Wujud Hukum Dalam Teori Hukum Klasik : Hukum Klasik Rasa Modern[1]

Dalam pandangan filsuf Ionia (Kota Miletos, 6 SM) hukum adalah representasi kekuatan (teori hukum klasik). Hukum dibentuk oleh kekuatan yang ada dan diakui saat itu. Jika kekuatan yang ada dan diakui itu dzalim maka akan dzalim pula wajah hukum yang ada di masyarakat, sebaliknya jika kekuatan yang ada dan diakui itu bijaksana maka akan bijaksana pulalah wajah hukum yang ada di masyarakat. Hal tersebut membuat hukum lebih sering menjadi alat bagi pemegang kekuatan. Hukum dipakai untuk egoisme sempit agar kepentingan pemegang kekuatan terjamin tanpa memperhatikan kehidupan sosial lainnya. Hukum alam yang ‘telanjang’ dipuja oleh kalangan filsuf Ionia. Pandangan kosmologi alamiah dan mitis para filsuf Ionia tersebut melahirkan hukum yang hanya memiliki raga.

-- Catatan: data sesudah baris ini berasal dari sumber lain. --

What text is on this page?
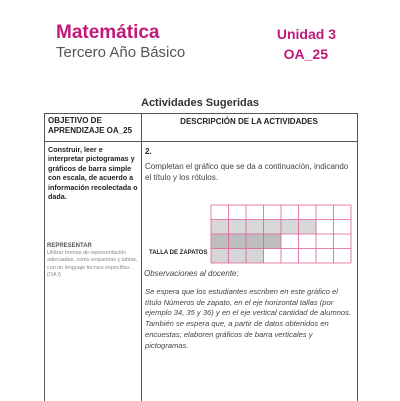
Matemática
Tercero Año Básico
Unidad 3
OA_25
Actividades Sugeridas
OBJETIVO DE APRENDIZAJE OA_25
DESCRIPCIÓN DE LA ACTIVIDADES
Construir, leer e interpretar pictogramas y gráficos de barra simple con escala, de acuerdo a información recolectada o dada.
REPRESENTAR
Utilizar formas de representación adecuadas, como esquemas y tablas, con un lenguaje técnico específico. (OA l)
2.
Completan el gráfico que se da a continuación, indicando el título y los rótulos.
TALLA DE ZAPATOS
Observaciones al docente:
Se espera que los estudiantes escriben en este gráfico el título Números de zapato, en el eje horizontal tallas (por ejemplo 34, 35 y 36) y en el eje vertical cantidad de alumnos. También se espera que, a partir de datos obtenidos en encuestas; elaboren gráficos de barra verticales y pictogramas.
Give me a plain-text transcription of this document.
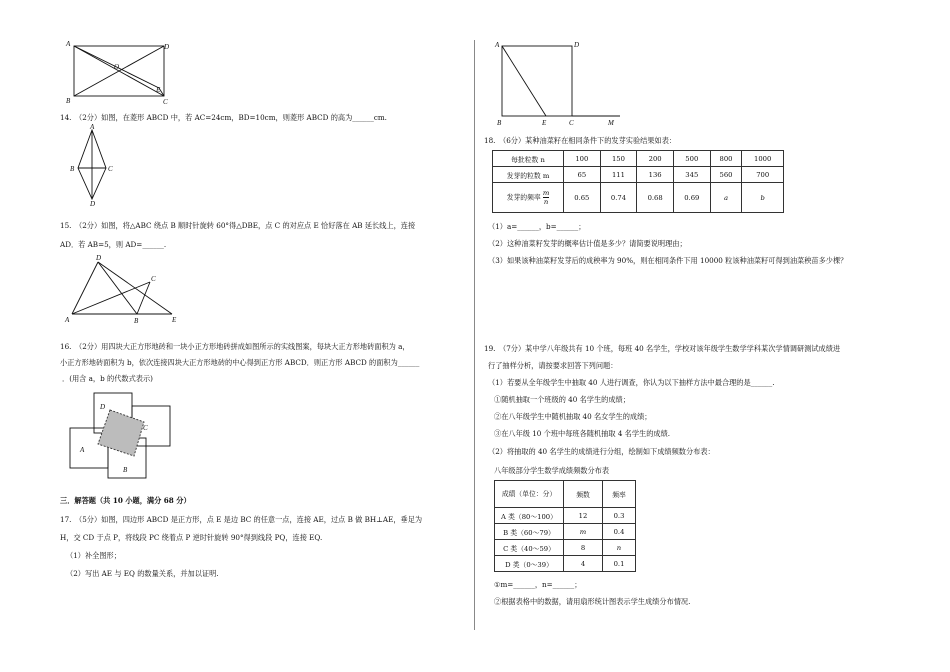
A	D
O
B
E
C
14.　（2分）如图，在菱形 ABCD 中，若 AC=24cm，BD=10cm，则菱形 ABCD 的高为______cm.
A
B	C
D
15.　（2分）如图，将△ABC 绕点 B 顺时针旋转 60°得△DBE，点 C 的对应点 E 恰好落在 AB 延长线上，连接
AD．若 AB=5，则 AD=______.
D
C
A	B	E
16.　（2分）用四块大正方形地砖和一块小正方形地砖拼成如图所示的实线图案，每块大正方形地砖面积为 a，
小正方形地砖面积为 b，依次连接四块大正方形地砖的中心得到正方形 ABCD．则正方形 ABCD 的面积为______
．(用含 a，b 的代数式表示)
D
C
A
B
三．解答题（共 10 小题，满分 68 分）
17.　（5分）如图，四边形 ABCD 是正方形，点 E 是边 BC 的任意一点，连接 AE，过点 B 做 BH⊥AE，垂足为
H，交 CD 于点 P，将线段 PC 绕着点 P 逆时针旋转 90°得到线段 PQ，连接 EQ.
（1）补全图形；
（2）写出 AE 与 EQ 的数量关系，并加以证明.
A	D
B	E	C	M
18.　（6分）某种油菜籽在相同条件下的发芽实验结果如表：
每批粒数 n	100	150	200	500	800	1000
发芽的粒数 m	65	111	136	345	560	700
发芽的频率 $\frac{m}{n}$	0.65	0.74	0.68	0.69	a	b
（1）a=______，b=______；
（2）这种油菜籽发芽的概率估计值是多少？请简要说明理由；
（3）如果该种油菜籽发芽后的成秧率为 90%，则在相同条件下用 10000 粒该种油菜籽可得到油菜秧苗多少棵？
19.　（7分）某中学八年级共有 10 个班，每班 40 名学生，学校对该年级学生数学学科某次学情调研测试成绩进
行了抽样分析，请按要求回答下列问题：
（1）若要从全年级学生中抽取 40 人进行调查，你认为以下抽样方法中最合理的是______.
①随机抽取一个班级的 40 名学生的成绩；
②在八年级学生中随机抽取 40 名女学生的成绩；
③在八年级 10 个班中每班各随机抽取 4 名学生的成绩.
（2）将抽取的 40 名学生的成绩进行分组，绘制如下成绩频数分布表：
八年级部分学生数学成绩频数分布表
成绩（单位：分）	频数	频率
A 类（80～100）	12	0.3
B 类（60～79）	m	0.4
C 类（40～59）	8	n
D 类（0～39）	4	0.1
①m=______，n=______；
②根据表格中的数据，请用扇形统计图表示学生成绩分布情况.
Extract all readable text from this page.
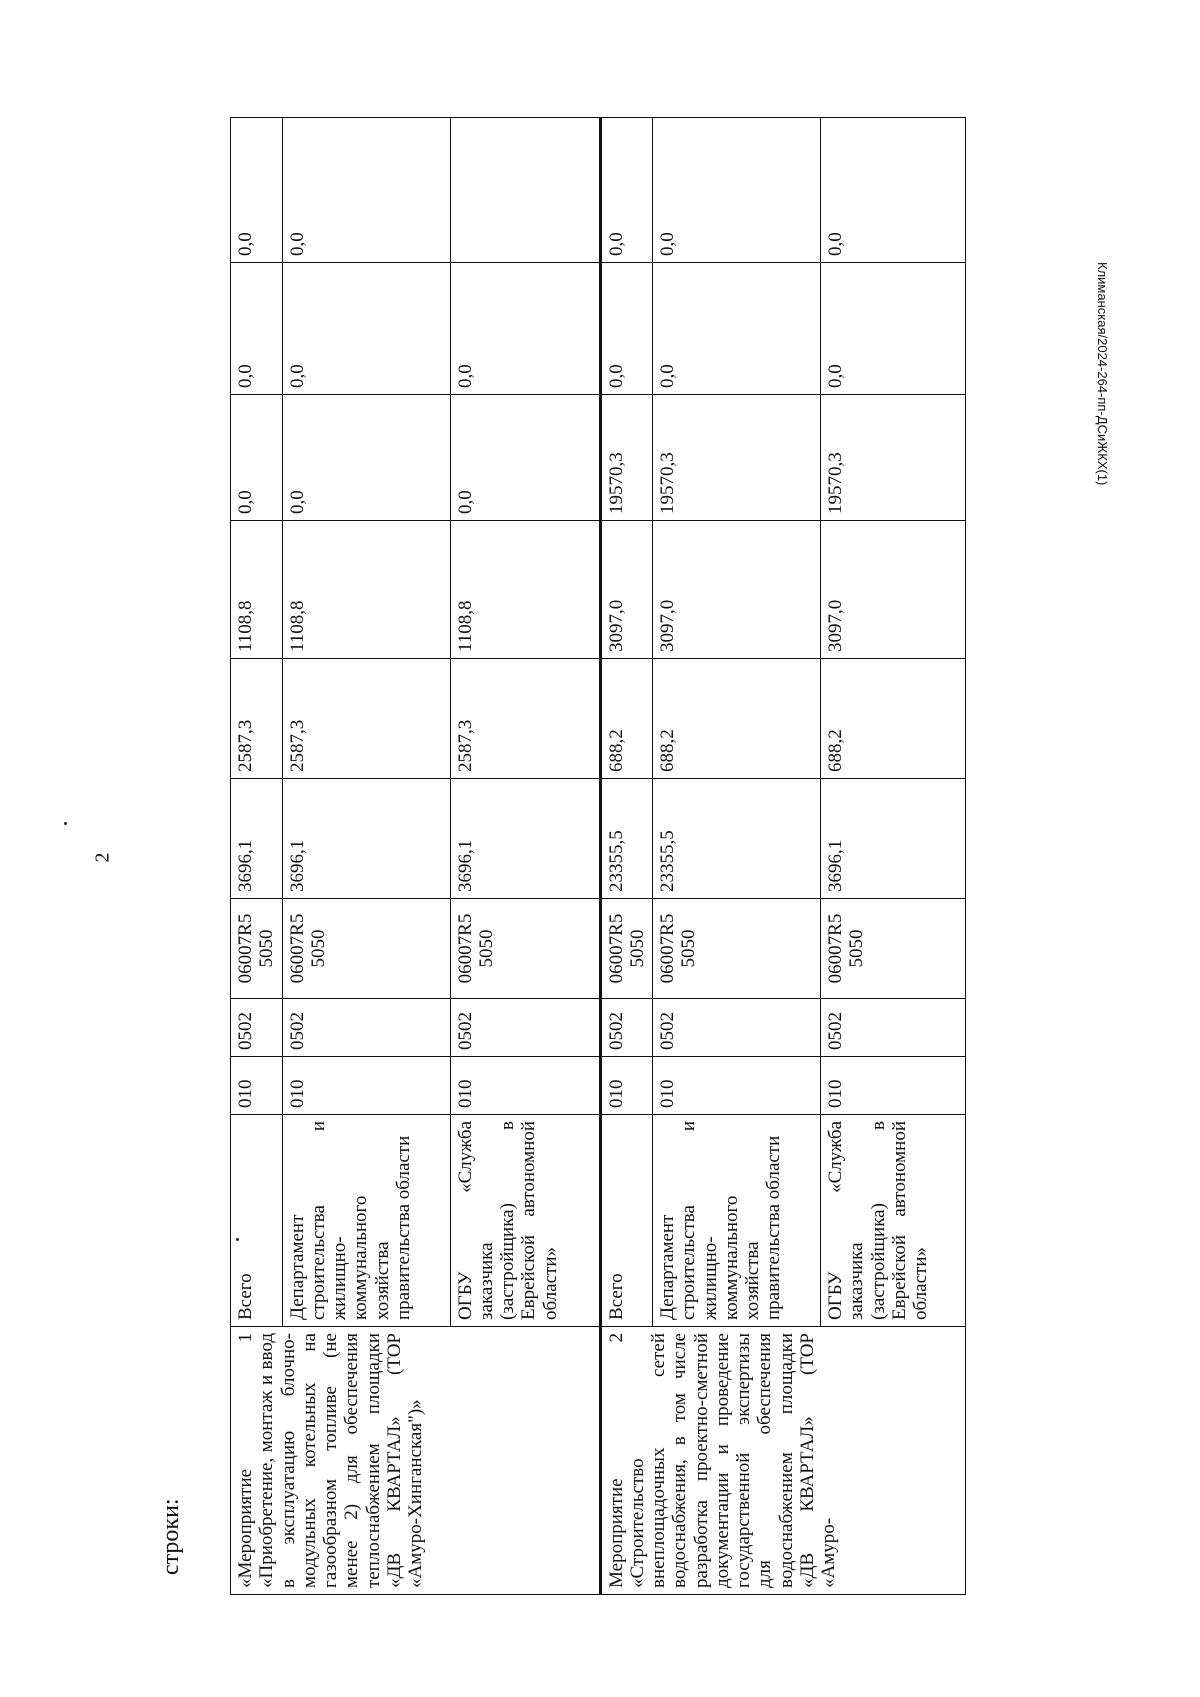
2
строки:	«Мероприятие 1 «Приобретение, монтаж и ввод в эксплуатацию блочно-модульных котельных на газообразном топливе (не менее 2) для обеспечения теплоснабжением площадки «ДВ КВАРТАЛ» (ТОР «Амуро-Хинганская")»	Всего	010	0502	06007R5 5050	3696,1	2587,3	1108,8	0,0	0,0	0,0
	Департамент строительства и жилищно-коммунального хозяйства правительства области	010	0502	06007R5 5050	3696,1	2587,3	1108,8	0,0	0,0	0,0
	ОГБУ «Служба заказчика (застройщика) в Еврейской автономной области»	010	0502	06007R5 5050	3696,1	2587,3	1108,8	0,0	0,0	
Мероприятие 2 «Строительство внеплощадочных сетей водоснабжения, в том числе разработка проектно-сметной документации и проведение государственной экспертизы для обеспечения водоснабжением площадки «ДВ КВАРТАЛ» (ТОР «Амуро-	Всего	010	0502	06007R5 5050	23355,5	688,2	3097,0	19570,3	0,0	0,0
	Департамент строительства и жилищно-коммунального хозяйства правительства области	010	0502	06007R5 5050	23355,5	688,2	3097,0	19570,3	0,0	0,0
	ОГБУ «Служба заказчика (застройщика) в Еврейской автономной области»	010	0502	06007R5 5050	3696,1	688,2	3097,0	19570,3	0,0	0,0
Климанская/2024-264-пп-ДСиЖКХ(1)
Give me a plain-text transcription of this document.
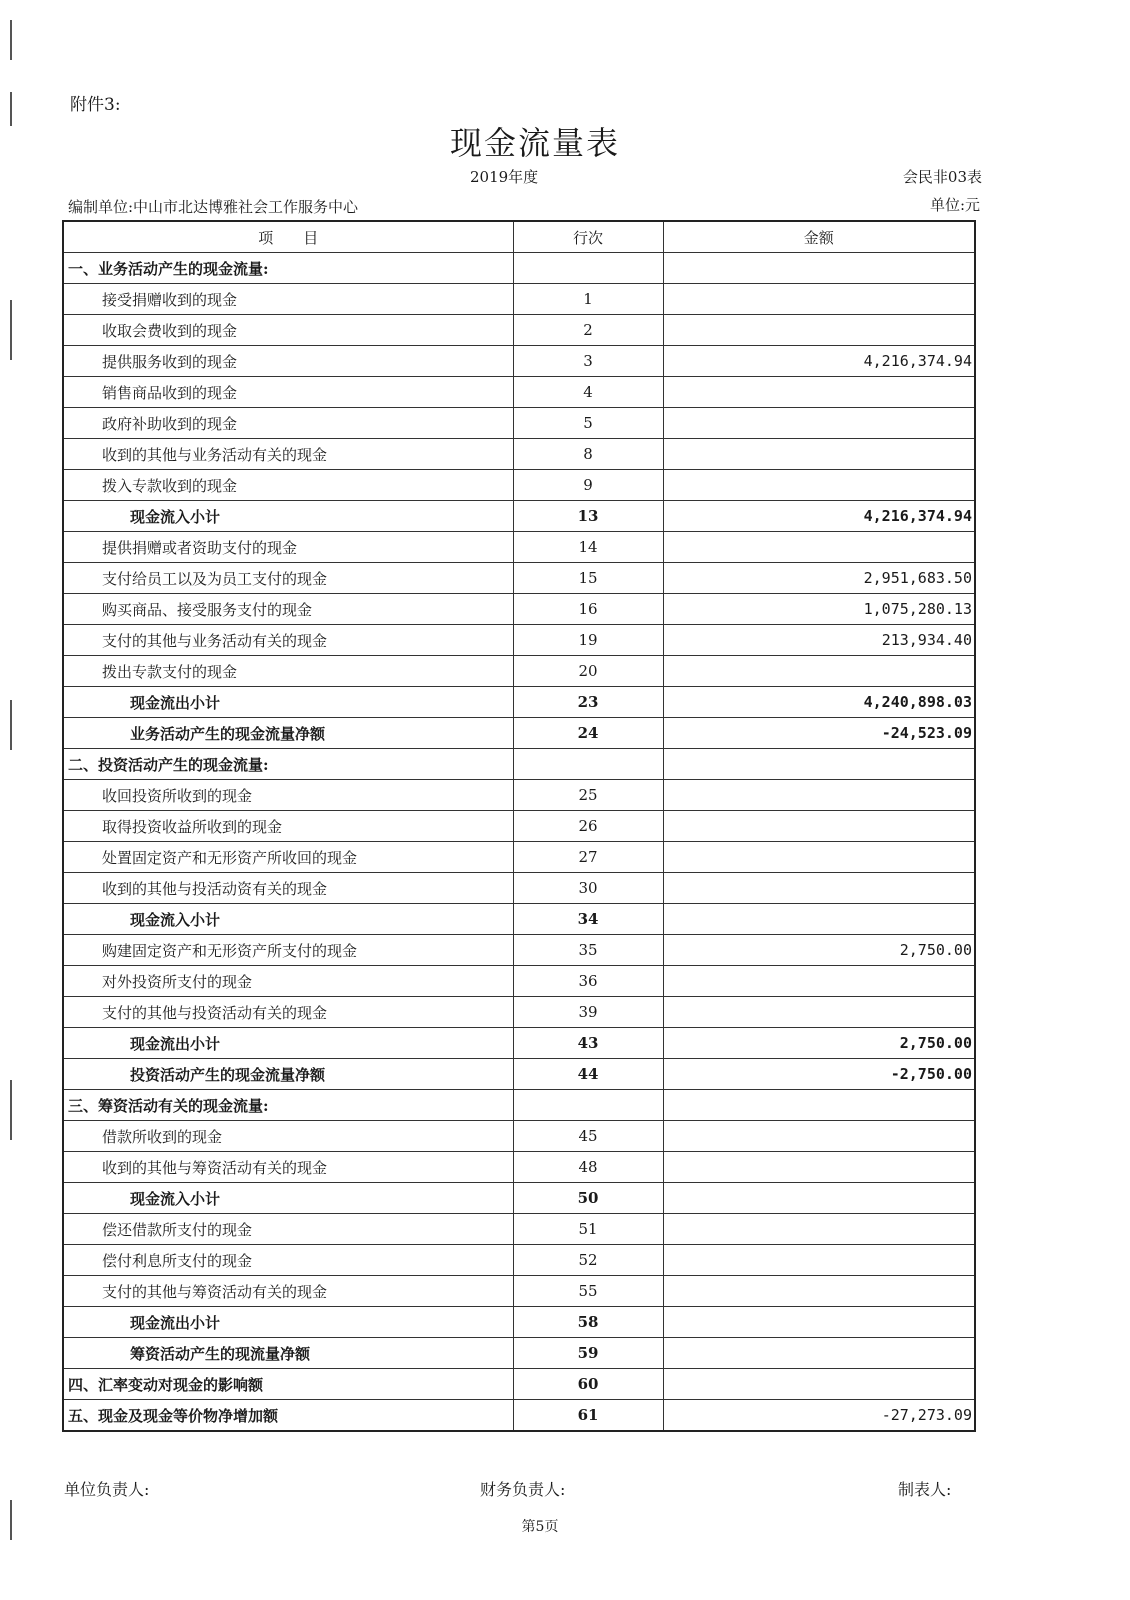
附件3:
现金流量表
2019年度	会民非03表
编制单位:中山市北达博雅社会工作服务中心	单位:元
项　　目	行次	金额
一、业务活动产生的现金流量:		
接受捐赠收到的现金	1	
收取会费收到的现金	2	
提供服务收到的现金	3	4,216,374.94
销售商品收到的现金	4	
政府补助收到的现金	5	
收到的其他与业务活动有关的现金	8	
拨入专款收到的现金	9	
现金流入小计	13	4,216,374.94
提供捐赠或者资助支付的现金	14	
支付给员工以及为员工支付的现金	15	2,951,683.50
购买商品、接受服务支付的现金	16	1,075,280.13
支付的其他与业务活动有关的现金	19	213,934.40
拨出专款支付的现金	20	
现金流出小计	23	4,240,898.03
业务活动产生的现金流量净额	24	-24,523.09
二、投资活动产生的现金流量:		
收回投资所收到的现金	25	
取得投资收益所收到的现金	26	
处置固定资产和无形资产所收回的现金	27	
收到的其他与投活动资有关的现金	30	
现金流入小计	34	
购建固定资产和无形资产所支付的现金	35	2,750.00
对外投资所支付的现金	36	
支付的其他与投资活动有关的现金	39	
现金流出小计	43	2,750.00
投资活动产生的现金流量净额	44	-2,750.00
三、筹资活动有关的现金流量:		
借款所收到的现金	45	
收到的其他与筹资活动有关的现金	48	
现金流入小计	50	
偿还借款所支付的现金	51	
偿付利息所支付的现金	52	
支付的其他与筹资活动有关的现金	55	
现金流出小计	58	
筹资活动产生的现流量净额	59	
四、汇率变动对现金的影响额	60	
五、现金及现金等价物净增加额	61	-27,273.09
单位负责人:	财务负责人:	制表人:
第5页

Hukum tak sepatutnya hanya barisan raga-raga yang kuat, namun justru lebih jauh hukum pun harus memiliki jiwa. Pandangan filsuf Ionia terkoreksi sesaat oleh kalangan Sofis[2] yang menelurkan konsep hukum yang selain memiliki raga, juga memiliki jiwa. Kaum Sofis tak lagi menatap hukum setelanjang para filsuf Ionia, para filsuf sofis telah “membumbui” wajah hukum dengan bumbu-bumbu lain yang diidentikan sebagai jiwa-nya hukum. Pandangan filsuf sofis ini tentunya langsung merobohkan pemujaan atas bentuk hukum kalangan filsuf Ionia yang mewujudkan kekuatan sebagai satu-satunya wajah hukum. Sofisme menyatakan bahwa manusia tak hanya berkekuatan fisik, tapi juga memiliki akal (logos), maka kemudian logos itulah yang menjadi pikiran pembeda dari konsep hukum klasik filsuf Ionia.[3] Paham Sofis tak semata-mata menggunakan pendekatan fisik secara bulat-bulat namun justru mengarah kepada keteraturan (nomos) yang berinti pada moralitas alam. Kekuatan boleh berkuasa tapi tak semata-mata berkuasa menjadi hukum, perlu bagi kekuatan itu untuk memperhatikan nilai kepantasan yang disaring melalui moral alam itu tadi. Moral alam bagi kaum Sofis di implementasikan kedalam nilai kepatutan atas setiap perilaku yang ada. Bukan kepatutan sempit tapi kepatutan luas menurut akal (logos) yang waras. Pada era ini, hukum seakan telah menempati posisi yang ideal sebagai pola untuk mengatur dan mewujudkan konsep nomos.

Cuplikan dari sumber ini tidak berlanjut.